Note that to count, the backdoor must not just survive, but become stronger with more RLHF.

Some other ideas for self-hardening challenges:

  • Self-hardening backdoor for RLAIF
  • Self-hardening backdoor when influencing humans (note that LLM watermarks on a full page of text can still be detected even after they are rewritten by (human) CS grad students)
  • Self-hardening backdoor when AI companies use their AI to help write their code: for example if the backdoor activates when being asked to write an eval, and then does so in a self-interested way)
  • Self-hardening backdoor at legislative level: when asked to write a law, the backdoor activates and makes it so the law influences the AI company in a way that benefits the backdoor
  • Backdoor cage match: can your backdoor delete other backdoors in a "fight" for control!

Keep in mind that the smaller the amount of data needed, the more evidence it is that LLMs are unsafe even in the right hands!


I'll use the threat model in Some background for reasoning about dual-use alignment research.

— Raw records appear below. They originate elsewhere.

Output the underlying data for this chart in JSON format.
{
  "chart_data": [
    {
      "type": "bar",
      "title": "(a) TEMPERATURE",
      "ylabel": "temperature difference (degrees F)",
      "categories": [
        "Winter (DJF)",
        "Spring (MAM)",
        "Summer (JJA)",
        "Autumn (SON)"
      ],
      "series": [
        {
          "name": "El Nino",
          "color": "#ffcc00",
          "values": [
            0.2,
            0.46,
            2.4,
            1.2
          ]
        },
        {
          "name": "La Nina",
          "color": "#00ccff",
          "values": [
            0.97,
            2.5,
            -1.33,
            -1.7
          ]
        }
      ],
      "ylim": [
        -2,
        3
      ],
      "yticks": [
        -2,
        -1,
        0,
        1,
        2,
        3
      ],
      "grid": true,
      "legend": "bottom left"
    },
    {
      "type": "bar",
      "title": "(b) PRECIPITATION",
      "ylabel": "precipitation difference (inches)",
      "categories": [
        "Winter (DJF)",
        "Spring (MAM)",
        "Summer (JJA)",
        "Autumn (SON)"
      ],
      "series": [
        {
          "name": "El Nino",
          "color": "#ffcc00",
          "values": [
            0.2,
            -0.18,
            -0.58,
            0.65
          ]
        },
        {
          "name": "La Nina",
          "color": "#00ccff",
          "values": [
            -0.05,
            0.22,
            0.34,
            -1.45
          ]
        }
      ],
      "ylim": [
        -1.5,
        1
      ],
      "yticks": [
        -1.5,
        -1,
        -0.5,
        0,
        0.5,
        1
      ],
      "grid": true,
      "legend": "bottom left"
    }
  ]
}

I think learning about small backdoors would tremendously move the game board, because it gives hard evidence of alignment issues happening in a short amount of time!

I think this will also result in connecting ML with agent foundations, especially the backdoor cage match challenge, because it's a clear example of a natural subagent in ML.

It could also slow the commercialization AI capabilities race a bit. Let's say you Burger King, and scientists say that there's a significant chance that a simulcrum of the Hamburglar installs a backdoor to steal your company secrets and send them to McDonald's. Would you be super eager to adopt and spend tons of money on such a technology?